Public wi-fi hotspots are more dangerous than you think

Is it Xfinity or AT&T ... or a malicious hacker pretending to be?

You've known for a long while now that there's an inherent security risk every time you go online, hence the near-constant warnings you hear about hackers, phishers, malware and other threats that literally didn't exist in your parents' day.

And you know that going online via any sort of free or public wi-fi hotspot is risky even by Internet-security standards, because that free network might be nothing more than bait offered by hackers seeking full access to any device connecting to it.

But you might not have known just how risky that free wi-fi access is — especially if you're a customer of Comcast or AT&T. Ars Technica tried a little experiment and the results should concern anybody who takes advantage of Comcast or AT&T's free offerings: “Millions of AT&T and Xfinity customers could be leaving themselves exposed to surreptitious hacking of their Internet traffic, exposing their personal data as a result.”

Here's a (very oversimplified) explanation of why: unless you specifically turn off that feature, or your device itself, your smartphone, tablet or other connectable device is always looking to connect with a familiar network.

Let's say you occasionally visit Starbucks to take advantage of their free wi-fi.
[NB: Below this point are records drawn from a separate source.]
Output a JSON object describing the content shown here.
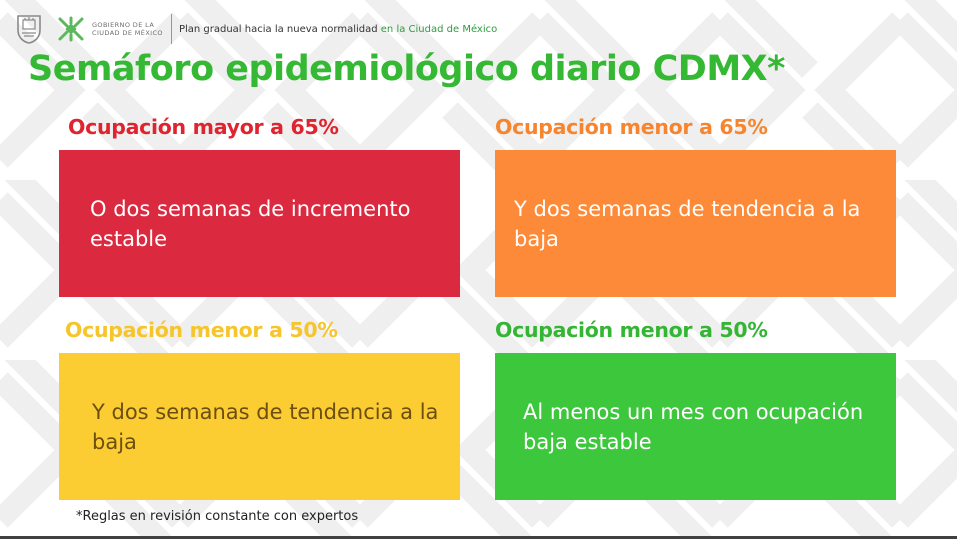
{
  "header": {
    "seal_icon": "cdmx-coat-of-arms-icon",
    "logo_icon": "cdmx-government-logo-icon",
    "gov_line1": "GOBIERNO DE LA",
    "gov_line2": "CIUDAD DE MÉXICO",
    "plan_text": "Plan gradual hacia la nueva normalidad ",
    "plan_highlight": "en la Ciudad de México"
  },
  "title": "Semáforo epidemiológico diario CDMX*",
  "quadrants": [
    {
      "label": "Ocupación mayor a 65%",
      "text": "O dos semanas de incremento estable",
      "color": "#db2a3f",
      "label_color": "#e0242f"
    },
    {
      "label": "Ocupación menor a 65%",
      "text": "Y dos semanas de tendencia a la baja",
      "color": "#fd8a38",
      "label_color": "#f7852f"
    },
    {
      "label": "Ocupación menor a 50%",
      "text": "Y dos semanas de tendencia a la baja",
      "color": "#fccc33",
      "label_color": "#f6c52b"
    },
    {
      "label": "Ocupación menor a 50%",
      "text": "Al menos un mes con ocupación baja estable",
      "color": "#3dc73c",
      "label_color": "#34b534"
    }
  ],
  "footnote": "*Reglas en revisión constante con expertos"
}
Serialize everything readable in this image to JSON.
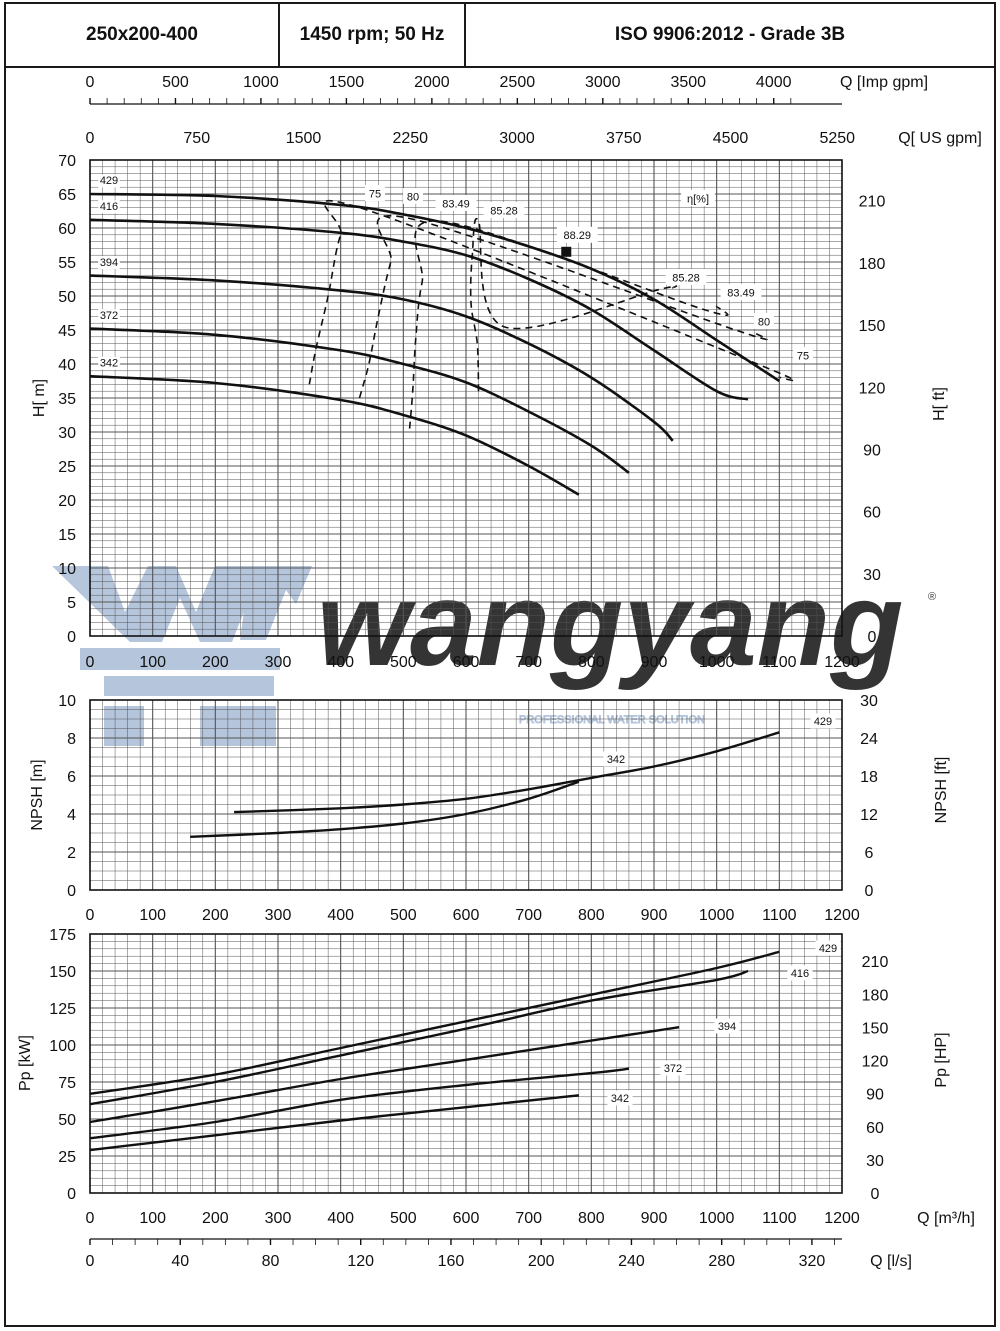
{
  "header": {
    "model": "250x200-400",
    "speed": "1450 rpm; 50 Hz",
    "standard": "ISO 9906:2012 - Grade 3B"
  },
  "watermark": {
    "brand": "wangyang",
    "tagline": "PROFESSIONAL WATER SOLUTION",
    "mark": "®"
  },
  "colors": {
    "curve": "#111111",
    "grid": "#555555",
    "watermark": "#a9bcd6"
  },
  "chart_data": [
    {
      "type": "line",
      "panel": "head",
      "xlabel": "",
      "ylabel": "H[ m]",
      "ylabel_right": "H[ ft]",
      "xlim": [
        0,
        1200
      ],
      "ylim": [
        0,
        70
      ],
      "x_ticks": [
        "0",
        "100",
        "200",
        "300",
        "400",
        "500",
        "600",
        "700",
        "800",
        "900",
        "1000",
        "1100",
        "1200"
      ],
      "y_ticks": [
        "0",
        "5",
        "10",
        "15",
        "20",
        "25",
        "30",
        "35",
        "40",
        "45",
        "50",
        "55",
        "60",
        "65",
        "70"
      ],
      "y_right_ticks": [
        "0",
        "30",
        "60",
        "90",
        "120",
        "150",
        "180",
        "210"
      ],
      "top_axes": [
        {
          "label": "Q [Imp gpm]",
          "ticks": [
            "0",
            "500",
            "1000",
            "1500",
            "2000",
            "2500",
            "3000",
            "3500",
            "4000"
          ]
        },
        {
          "label": "Q[ US gpm]",
          "ticks": [
            "0",
            "750",
            "1500",
            "2250",
            "3000",
            "3750",
            "4500",
            "5250"
          ]
        }
      ],
      "efficiency_label": "η[%]",
      "series": [
        {
          "name": "429",
          "x": [
            0,
            200,
            400,
            500,
            600,
            700,
            800,
            900,
            1000,
            1100
          ],
          "y": [
            65,
            64.7,
            63.4,
            62,
            60,
            57.3,
            54,
            49.5,
            43.5,
            37.5
          ]
        },
        {
          "name": "416",
          "x": [
            0,
            200,
            400,
            500,
            600,
            700,
            800,
            900,
            1000,
            1050
          ],
          "y": [
            61.2,
            60.6,
            59.3,
            58,
            56,
            52.5,
            48,
            42,
            36,
            34.8
          ]
        },
        {
          "name": "394",
          "x": [
            0,
            200,
            400,
            500,
            600,
            700,
            800,
            900,
            930
          ],
          "y": [
            53,
            52.3,
            50.8,
            49.5,
            47,
            43,
            38,
            31.5,
            28.7
          ]
        },
        {
          "name": "372",
          "x": [
            0,
            200,
            400,
            500,
            600,
            700,
            800,
            860
          ],
          "y": [
            45.2,
            44.3,
            42,
            40,
            37.3,
            33,
            28,
            24
          ]
        },
        {
          "name": "342",
          "x": [
            0,
            200,
            400,
            500,
            600,
            700,
            780
          ],
          "y": [
            38.2,
            37.2,
            34.7,
            32.5,
            29.5,
            25,
            20.8
          ]
        }
      ],
      "efficiency_curves": [
        {
          "name": "75",
          "x": [
            350,
            360,
            380,
            400,
            430,
            1065,
            1100
          ],
          "y": [
            37,
            42,
            50,
            59,
            63,
            40,
            38
          ]
        },
        {
          "name": "80",
          "x": [
            430,
            445,
            460,
            480,
            505,
            1030,
            1063
          ],
          "y": [
            35,
            40,
            47,
            55,
            61.5,
            45,
            44.5
          ]
        },
        {
          "name": "83.49",
          "x": [
            510,
            515,
            520,
            530,
            560,
            980,
            1000
          ],
          "y": [
            30.5,
            36,
            44,
            52,
            61,
            48,
            48.5
          ]
        },
        {
          "name": "85.28",
          "x": [
            620,
            618,
            608,
            610,
            620,
            660,
            910,
            930
          ],
          "y": [
            36,
            43,
            49,
            56,
            61,
            45.5,
            51,
            51.2
          ]
        }
      ],
      "efficiency_labels_top": [
        "75",
        "80",
        "83.49",
        "85.28"
      ],
      "efficiency_labels_right": [
        "85.28",
        "83.49",
        "80",
        "75"
      ],
      "bep": {
        "label": "88.29",
        "x": 760,
        "y": 56.5
      },
      "impeller_labels": [
        "429",
        "416",
        "394",
        "372",
        "342"
      ]
    },
    {
      "type": "line",
      "panel": "npsh",
      "ylabel": "NPSH [m]",
      "ylabel_right": "NPSH [ft]",
      "xlim": [
        0,
        1200
      ],
      "ylim": [
        0,
        10
      ],
      "x_ticks": [
        "0",
        "100",
        "200",
        "300",
        "400",
        "500",
        "600",
        "700",
        "800",
        "900",
        "1000",
        "1100",
        "1200"
      ],
      "y_ticks": [
        "0",
        "2",
        "4",
        "6",
        "8",
        "10"
      ],
      "y_right_ticks": [
        "0",
        "6",
        "12",
        "18",
        "24",
        "30"
      ],
      "series": [
        {
          "name": "429",
          "x": [
            230,
            400,
            500,
            600,
            700,
            800,
            900,
            1000,
            1100
          ],
          "y": [
            4.1,
            4.3,
            4.5,
            4.8,
            5.3,
            5.9,
            6.5,
            7.3,
            8.3
          ]
        },
        {
          "name": "342",
          "x": [
            160,
            300,
            400,
            500,
            600,
            700,
            780
          ],
          "y": [
            2.8,
            3.0,
            3.2,
            3.5,
            4.0,
            4.8,
            5.7
          ]
        }
      ]
    },
    {
      "type": "line",
      "panel": "power",
      "ylabel": "Pp [kW]",
      "ylabel_right": "Pp [HP]",
      "xlabel": "Q [m³/h]",
      "xlim": [
        0,
        1200
      ],
      "ylim": [
        0,
        175
      ],
      "x_ticks": [
        "0",
        "100",
        "200",
        "300",
        "400",
        "500",
        "600",
        "700",
        "800",
        "900",
        "1000",
        "1100",
        "1200"
      ],
      "y_ticks": [
        "0",
        "25",
        "50",
        "75",
        "100",
        "125",
        "150",
        "175"
      ],
      "y_right_ticks": [
        "0",
        "30",
        "60",
        "90",
        "120",
        "150",
        "180",
        "210"
      ],
      "bottom_axis": {
        "label": "Q [l/s]",
        "ticks": [
          "0",
          "40",
          "80",
          "120",
          "160",
          "200",
          "240",
          "280",
          "320"
        ]
      },
      "series": [
        {
          "name": "429",
          "x": [
            0,
            200,
            400,
            600,
            800,
            1000,
            1100
          ],
          "y": [
            67,
            80,
            98,
            116,
            134,
            152,
            163
          ]
        },
        {
          "name": "416",
          "x": [
            0,
            200,
            400,
            600,
            800,
            1000,
            1050
          ],
          "y": [
            60,
            75,
            93,
            111,
            130,
            144,
            150
          ]
        },
        {
          "name": "394",
          "x": [
            0,
            200,
            400,
            600,
            800,
            940
          ],
          "y": [
            48,
            62,
            77,
            90,
            103,
            112
          ]
        },
        {
          "name": "372",
          "x": [
            0,
            200,
            400,
            600,
            800,
            860
          ],
          "y": [
            37,
            48,
            63,
            73,
            81,
            84
          ]
        },
        {
          "name": "342",
          "x": [
            0,
            200,
            400,
            600,
            780
          ],
          "y": [
            29,
            39,
            49,
            58,
            66
          ]
        }
      ]
    }
  ]
}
So the next time you go there, your phone will automatically send out a signal, basically saying “Hey, Starbucks wi-fi, where are you?” and waiting for the electronic response “Here I am! Starbucks wi-fi, now connecting with you.”

But it's very easy for anyone to set up a wireless hotspot to respond under a false name: “Here I am! A hacker up to no good, but I told your phone I'm actually Starbucks wi-fi and now I'm connecting with you.”

That particular danger — that your devices might automatically connect to fake Starbucks or fake McDonald's or any other falsely labeled store-specific wi-fi hotspot — is easy to guard against: simply shut off the wi-fi connections on your mobile devices when you're not using them, set it so that it must ask before joining a mobile network.

How easy is it?

Ars Technica discovered just how easy it is for anyone with minimal knowledge and everyday equipment to set up as a wireless hotspot spoofing Xfinity or AT&T:

I set up my laptop as a Wi-Fi hotspot broadcasting the network name (SSID) “attwi-fi” (after alerting my neighbors, of course). After killing off the settings for my preferred networks on my iPhone, I turned on the Wi-Fi, and it connected to the fake “attwi-fi” hotspot without prompting.

When I killed the “attwi-fi” network after a few seconds, my iPhone promptly demonstrated the further risks of auto-connecting—it automatically reconnected with another network in the list of trusted networks on my phone: a hotspot called “xfinitywi-fi.” I had used an Xfinity hotspot while waiting for an appointment a few days earlier, and suddenly I was logged into a hotspot running on my neighbor’s cable modem.

Comcast’s Xfinity wireless hotspots present a Web page for login that requests a customer’s account ID and password, and each time you connect to a new hotspot it re-authenticates you. But if you’ve connected once during the day, the hotspot remembers your device and reconnects you without prompting.

This isn't a problem if your device is connecting to the legitimate Comcast or AT&T network, of course, but if it connects to a hacker-bait hotspot with a fake name, pretty much any data on that device is at risk.

Ars Technica pointed out that the security risk here does not come from the actual Comcast/Xfinity or AT&T wireless hotspots, but from the risk of connecting to fake ones. “AT&T’s and Xfinity’s networks are insecure in themselves. They are just common enough to give someone with evil in mind a way to cast a wide net for potential victims over Wi-Fi. The same tools I used to spoof Xfinity could be set to automatically respond to a victim’s phone as any Wi-Fi access point they’ve trusted.”

How can you protect yourself? No matter what type of mobile device you have, disable any and all auto-connect features in it. The minor inconvenience of taking a few seconds to “manually” connect your devices to wi-fi when necessary beats the major inconvenience of giving hackers access to every bit of confidential data on those devices.